13 thoughts on “I’d rather be blogging

  1. I remember going to college as a single parent with three kids also, when asked if I wanted to go hang out out, I always had to decline because I needed to pick up kids or take them somewhere. couldn’t pull that off now. In fact I can’t pull off much of anything anymore It takes concerted effort to think .


  2. Al has an interesting idea. You have so many options, chosing will be the chore. Just don’t get so busy that you don’t have time to blog. You are needed here.

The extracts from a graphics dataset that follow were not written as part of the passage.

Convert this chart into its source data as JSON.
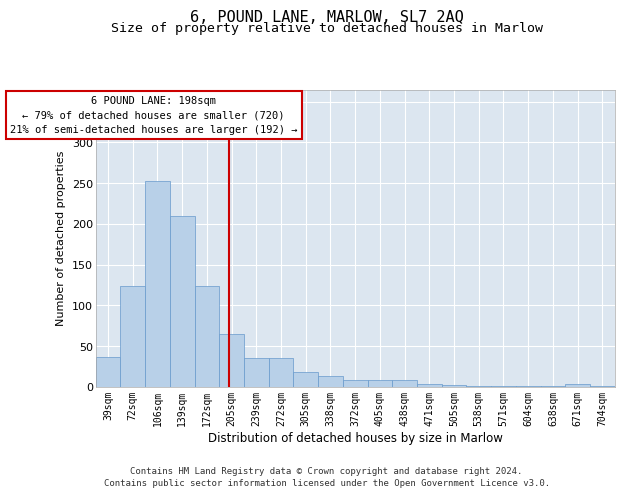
{
  "title1": "6, POUND LANE, MARLOW, SL7 2AQ",
  "title2": "Size of property relative to detached houses in Marlow",
  "xlabel": "Distribution of detached houses by size in Marlow",
  "ylabel": "Number of detached properties",
  "categories": [
    "39sqm",
    "72sqm",
    "106sqm",
    "139sqm",
    "172sqm",
    "205sqm",
    "239sqm",
    "272sqm",
    "305sqm",
    "338sqm",
    "372sqm",
    "405sqm",
    "438sqm",
    "471sqm",
    "505sqm",
    "538sqm",
    "571sqm",
    "604sqm",
    "638sqm",
    "671sqm",
    "704sqm"
  ],
  "values": [
    37,
    124,
    253,
    210,
    124,
    65,
    35,
    35,
    19,
    13,
    9,
    9,
    8,
    4,
    2,
    1,
    1,
    1,
    1,
    4,
    1
  ],
  "bar_color": "#b8d0e8",
  "bar_edge_color": "#6699cc",
  "background_color": "#dce6f0",
  "grid_color": "#ffffff",
  "vline_x": 4.88,
  "vline_color": "#cc0000",
  "annotation_line1": "6 POUND LANE: 198sqm",
  "annotation_line2": "← 79% of detached houses are smaller (720)",
  "annotation_line3": "21% of semi-detached houses are larger (192) →",
  "annotation_box_color": "#ffffff",
  "annotation_box_edge": "#cc0000",
  "ylim": [
    0,
    365
  ],
  "yticks": [
    0,
    50,
    100,
    150,
    200,
    250,
    300,
    350
  ],
  "footer1": "Contains HM Land Registry data © Crown copyright and database right 2024.",
  "footer2": "Contains public sector information licensed under the Open Government Licence v3.0.",
  "title1_fontsize": 11,
  "title2_fontsize": 9.5,
  "tick_fontsize": 7,
  "ylabel_fontsize": 8,
  "xlabel_fontsize": 8.5,
  "annotation_fontsize": 7.5,
  "footer_fontsize": 6.5
}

  3. Have you thought about teaching at a community college? I taught an online course at one for 4 semesters. It was 100% electronic. I had chat rooms and email exchanges with students, but never met a single one. I did all assignments and testing online.

    I agree, CCs are a tremendous success and like you say, put people in the workplace at an astounding rate. These are the people who would rather “do it on their own” and value self-worth far more than government handouts.


  4. Oh my, you have stimulated my over-active instinct for problem-solving though yours is not exactly problematic. You probably have heard of Osher lifelong learning programs. There is one at American U. Great if you taught a women’s history course!

    Revved up for this, I think about the community college down the street. What about mentoring a small group of older students there? When I went to social work school at 40 (oh so long ago), several of us who’d been out of college for ten years or more gathered to be a support group. Different as we were from one another, we had the struggle in common: it worked well.


  5. Well, experience tells me that you should just go and enjoy the moments. Put the diploma in a flat file, and tell those of us out here in the blog world about history. There’s a pile of blogs I read that focus on history. White house history. Or how about the history Chef. Now that you know all this stuff, tell us about it. Please. 🙂


  6. No matter our years, as we near the completion of one journey, the question of “What next?” is always with us. I am confident that you will create particularly blog-worthy answers!

    Yesterday was likely our final journey to Prairieville, LA. Our son and family will move next Saturday to a new home about 15 minutes from their present abode. The new home boasts a Baton Rouge address. I always thought about your Prairieville connection on our rare post-stroke trips there.


  7. Yes, I would rather be blogging than going to school again. Amen to community colleges. My younger daughter graduated from one, and now, at age 30 will be getting her BS degree. Then in July she will enroll in a graduate school to get her doctorate in physical therapy!


  8. I hope you get busy right away and complete the form to order your class ring and the picture frame for your diploma. They’re obvious necessities any time you graduate. I was deeply disappointed when I graduated from elementary school that no ring was offered, nor one from Jr. High.

    Sounds like you have quite a few opportunities nearby to seek some new or different activities if they appeal to you.

    Yes, Community Colleges can be a great way to earn the first two years of general education courses and less expensive than a 4-year school. Just make sure the student gets in writing from the intended 4-yr school for transfer the specific courses they’ll accept, or that there’s some sort of documented agreement between the two schools. Otherwise, a student may end up losing credits. I don’t know what’s happening elsewhere, but here in Calif. budgetary issues continue to affect higher education with cutbacks and decreasing student acceptance limits in both schools.

    If nothing else comes to mind, start another blog to which you just write all your history thoughts, etc. that you don’t want to post here.


    • I already have a few class rings. Don’t wear any jewelry these days, so don’t need more jewels for the jewelry box.

      In VA the four-year schools work with the Community Colleges to ensure the kids take the right courses.